1

当鼠标单击单元格内的任何位置时,我想检查一个单选按钮,并使用此操作来更改单元格的颜色。当单选按钮未选中时,颜色应该变回白色。

我的代码是

$("td").click(function() {
  $(this).find('input:radio').attr('checked', true);
  $(this).toggleClass('green', $(this).is(":checked"));
});
.green
{
  background-color:green;
}
<script src="https://cdnjs.cloudflare.com/ajax/libs/jquery/3.3.1/jquery.min.js"></script>
<table border="1">
  <tbody>
    <tr>
      <td>1</td>
      <td>2</td>
      <td>3</td>
      <td>4</td>
    </tr>
    <tr>
      <td style="width: 50px;"><input type="radio" name="name1"></td>
      <td style="width: 50px;"><input type="radio" name="name1"></td>
      <td style="width: 50px;"><input type="radio" name="name1"></td>
      <td style="width: 50px;"><input type="radio" name="name1"></td>
    </tr>
    <tr>
      <td style="width: 50px;"><input type="radio" name="name2"></td>
      <td style="width: 50px;"><input type="radio" name="name2"></td>
      <td style="width: 50px;"><input type="radio" name="name2"></td>
      <td style="width: 50px;"><input type="radio" name="name2"></td>
    </tr>
  </tbody>
</table>

但这无助于实现这两个动作。
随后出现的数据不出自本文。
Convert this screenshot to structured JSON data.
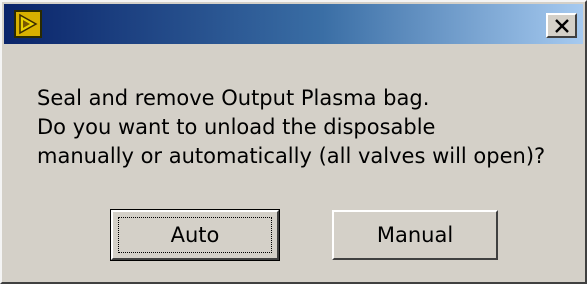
{
  "window": {
    "title": "",
    "icon": "labview-run-arrow-icon",
    "close_glyph": "close-icon"
  },
  "message": {
    "lines": [
      "Seal and remove Output Plasma bag.",
      "Do you want  to unload the disposable",
      "manually or automatically (all valves will open)?"
    ]
  },
  "buttons": {
    "auto_label": "Auto",
    "manual_label": "Manual"
  },
  "colors": {
    "title_gradient_start": "#0a246a",
    "title_gradient_end": "#a6caf0",
    "dialog_face": "#d4d0c8"
  }
}
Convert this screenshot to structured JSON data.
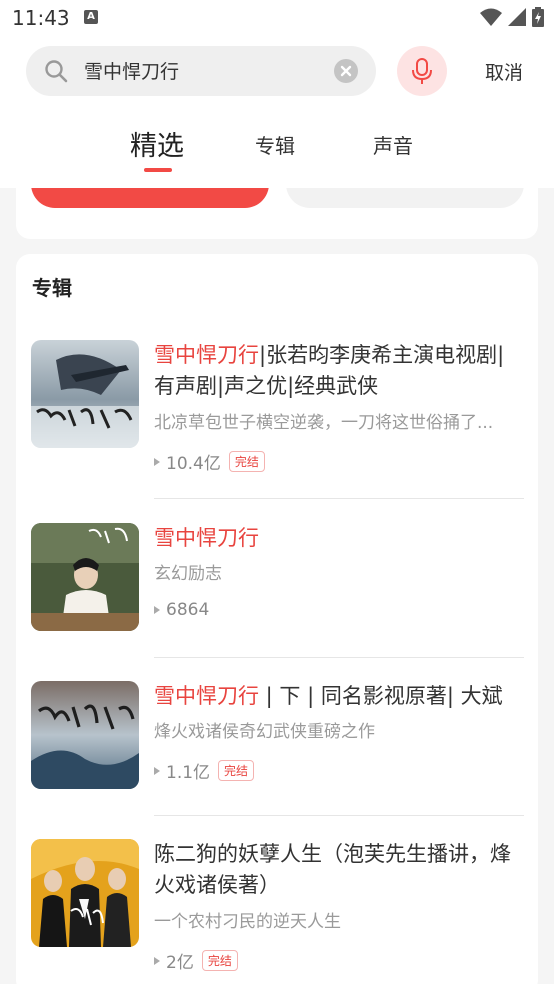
{
  "status": {
    "time": "11:43"
  },
  "search": {
    "query": "雪中悍刀行",
    "cancel_label": "取消"
  },
  "tabs": [
    {
      "label": "精选"
    },
    {
      "label": "专辑"
    },
    {
      "label": "声音"
    }
  ],
  "section": {
    "title": "专辑"
  },
  "albums": [
    {
      "title_highlight": "雪中悍刀行",
      "title_rest": "|张若昀李庚希主演电视剧|有声剧|声之优|经典武侠",
      "desc": "北凉草包世子横空逆袭，一刀将这世俗捅了...",
      "plays": "10.4亿",
      "badge": "完结"
    },
    {
      "title_highlight": "雪中悍刀行",
      "title_rest": "",
      "desc": "玄幻励志",
      "plays": "6864",
      "badge": ""
    },
    {
      "title_highlight": "雪中悍刀行",
      "title_rest": " | 下 | 同名影视原著| 大斌",
      "desc": "烽火戏诸侯奇幻武侠重磅之作",
      "plays": "1.1亿",
      "badge": "完结"
    },
    {
      "title_highlight": "",
      "title_rest": "陈二狗的妖孽人生（泡芙先生播讲，烽火戏诸侯著）",
      "desc": "一个农村刁民的逆天人生",
      "plays": "2亿",
      "badge": "完结"
    }
  ]
}
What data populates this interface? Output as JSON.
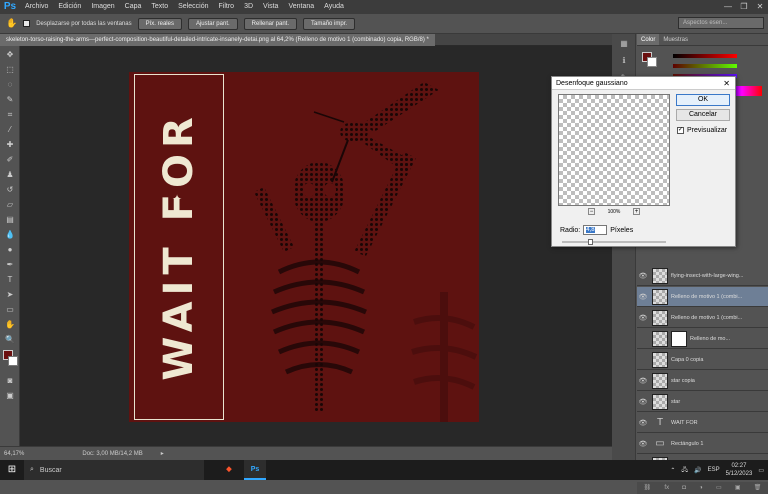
{
  "app": {
    "logo": "Ps",
    "accent": "#31a8ff"
  },
  "menu": [
    "Archivo",
    "Edición",
    "Imagen",
    "Capa",
    "Texto",
    "Selección",
    "Filtro",
    "3D",
    "Vista",
    "Ventana",
    "Ayuda"
  ],
  "window_controls": [
    "—",
    "❐",
    "✕"
  ],
  "options_bar": {
    "scroll_all_label": "Desplazarse por todas las ventanas",
    "buttons": [
      "Píx. reales",
      "Ajustar pant.",
      "Rellenar pant.",
      "Tamaño impr."
    ],
    "workspace_placeholder": "Aspectos esen..."
  },
  "document_tab": "skeleton-torso-raising-the-arms---perfect-composition-beautiful-detailed-intricate-insanely-detai.png al 64,2% (Relleno de motivo 1 (combinado) copia, RGB/8) *",
  "artwork": {
    "title_text": "WAIT FOR",
    "bg_color": "#5e1210",
    "cream": "#efe8d2"
  },
  "status": {
    "zoom": "64,17%",
    "doc": "Doc: 3,00 MB/14,2 MB"
  },
  "dialog": {
    "title": "Desenfoque gaussiano",
    "ok": "OK",
    "cancel": "Cancelar",
    "preview_label": "Previsualizar",
    "preview_checked": true,
    "zoom_pct": "100%",
    "radius_label": "Radio:",
    "radius_value": "4,8",
    "radius_unit": "Píxeles",
    "slider_position": 0.27
  },
  "color_panel": {
    "tabs": [
      "Color",
      "Muestras"
    ],
    "fg": "#6b1010",
    "bg": "#ffffff"
  },
  "layers": [
    {
      "name": "flying-insect-with-large-wing...",
      "selected": false,
      "kind": "image",
      "visible": true
    },
    {
      "name": "Relleno de motivo 1 (combi...",
      "selected": true,
      "kind": "image",
      "visible": true
    },
    {
      "name": "Relleno de motivo 1 (combi...",
      "selected": false,
      "kind": "image",
      "visible": true
    },
    {
      "name": "Relleno de mo...",
      "selected": false,
      "kind": "fill",
      "visible": false
    },
    {
      "name": "Capa 0 copia",
      "selected": false,
      "kind": "image",
      "visible": false
    },
    {
      "name": "star copia",
      "selected": false,
      "kind": "image",
      "visible": true
    },
    {
      "name": "star",
      "selected": false,
      "kind": "image",
      "visible": true
    },
    {
      "name": "WAIT FOR",
      "selected": false,
      "kind": "text",
      "visible": true
    },
    {
      "name": "Rectángulo 1",
      "selected": false,
      "kind": "shape",
      "visible": true
    },
    {
      "name": "Capa 1",
      "selected": false,
      "kind": "image",
      "visible": true
    }
  ],
  "taskbar": {
    "search_placeholder": "Buscar",
    "apps": [
      "Brave",
      "Ps"
    ],
    "language": "ESP",
    "time": "02:27",
    "date": "5/12/2023"
  }
}
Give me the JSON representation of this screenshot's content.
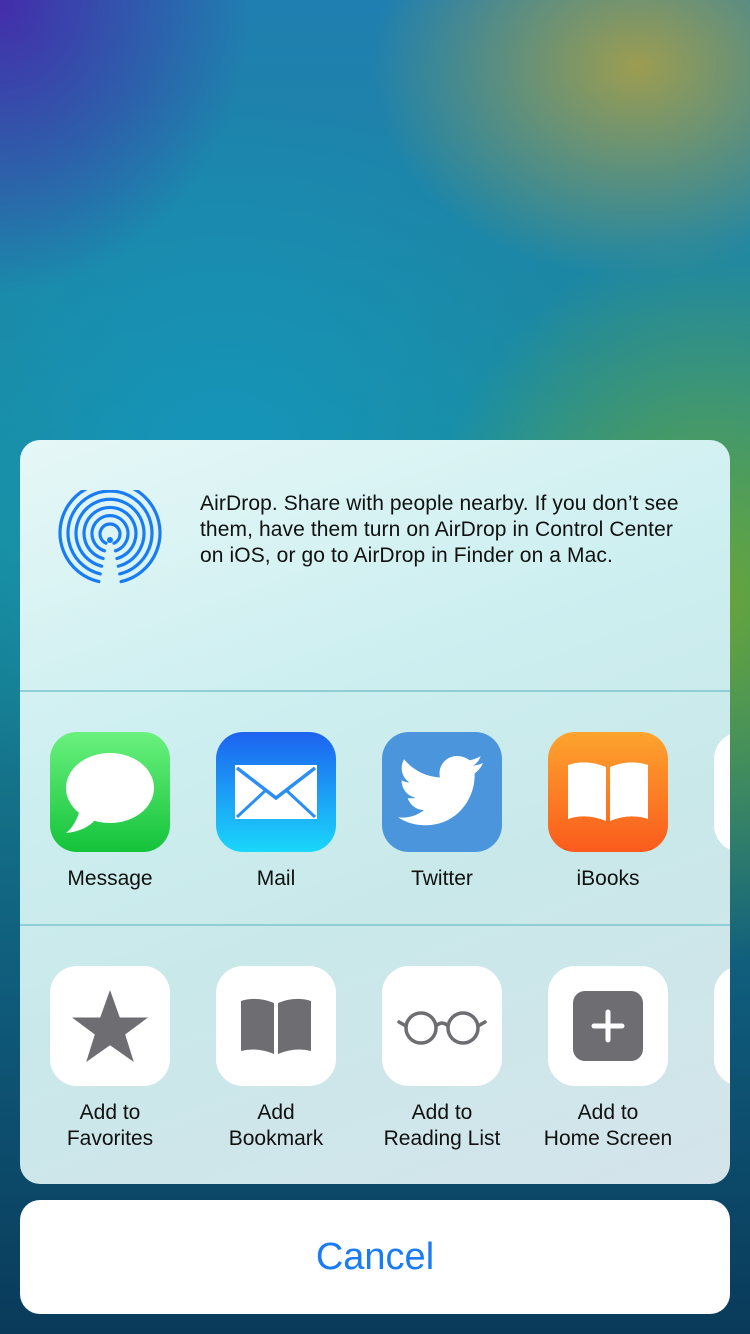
{
  "airdrop": {
    "icon": "airdrop-icon",
    "text": "AirDrop. Share with people nearby. If you don’t see them, have them turn on AirDrop in Control Center on iOS, or go to AirDrop in Finder on a Mac."
  },
  "apps": [
    {
      "label": "Message",
      "icon": "message-icon"
    },
    {
      "label": "Mail",
      "icon": "mail-icon"
    },
    {
      "label": "Twitter",
      "icon": "twitter-icon"
    },
    {
      "label": "iBooks",
      "icon": "ibooks-icon"
    }
  ],
  "actions": [
    {
      "label": "Add to Favorites",
      "line1": "Add to",
      "line2": "Favorites",
      "icon": "star-icon"
    },
    {
      "label": "Add Bookmark",
      "line1": "Add",
      "line2": "Bookmark",
      "icon": "book-icon"
    },
    {
      "label": "Add to Reading List",
      "line1": "Add to",
      "line2": "Reading List",
      "icon": "glasses-icon"
    },
    {
      "label": "Add to Home Screen",
      "line1": "Add to",
      "line2": "Home Screen",
      "icon": "plus-icon"
    }
  ],
  "cancel": {
    "label": "Cancel"
  },
  "colors": {
    "accent": "#1a7cf5",
    "icon_gray": "#6d6d72"
  }
}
请问有什么帮助吗?

4

4 回答 4

3

首先,当您单击单元格中的任何位置时选择收音机,将其包裹在labeldisplay: block设置的收音机中。然后您无需任何 JS 即可免费获得该行为。

要设置td包含选中收音机的背景,请将change事件处理程序挂钩到收音机本身,然后获取closest() td并调用addClass()它。toggleClass()在这里不相关,因为您只能选择一个收音机,您永远不能取消选择它。您可以改为使用从任何其他单元格siblings()中删除该类。green尝试这个:

$(':radio').on('change', function() {
  $(this).closest('td').addClass('green').siblings().removeClass('green');
});
table label {
  display: block;
}

table td.green {
  background-color: #0C0;
}
<script src="https://cdnjs.cloudflare.com/ajax/libs/jquery/3.3.1/jquery.min.js"></script>
<table border="1">
  <tbody>
    <tr>
      <td>1</td>
      <td>2</td>
      <td>3</td>
      <td>4</td>
    </tr>
    <tr>
      <td style="width: 50px;"><label><input type="radio" name="name1"></label></td>
      <td style="width: 50px;"><label><input type="radio" name="name1"></label></td>
      <td style="width: 50px;"><label><input type="radio" name="name1"></label></td>
      <td style="width: 50px;"><label><input type="radio" name="name1"></label></td>
    </tr>
    <tr>
      <td style="width: 50px;"><label><input type="radio" name="name2"></label></td>
      <td style="width: 50px;"><label><input type="radio" name="name2"></label></td>
      <td style="width: 50px;"><label><input type="radio" name="name2"></label></td>
      <td style="width: 50px;"><label><input type="radio" name="name2"></label></td>
    </tr>
  </tbody>
</table>

于 2019-08-14T11:32:33.623 回答
2

There are a few little logical errors in your example:

1) checked is a property, not an attribute, so you should be using .prop() to set it (see guidance at https://api.jquery.com/attr/)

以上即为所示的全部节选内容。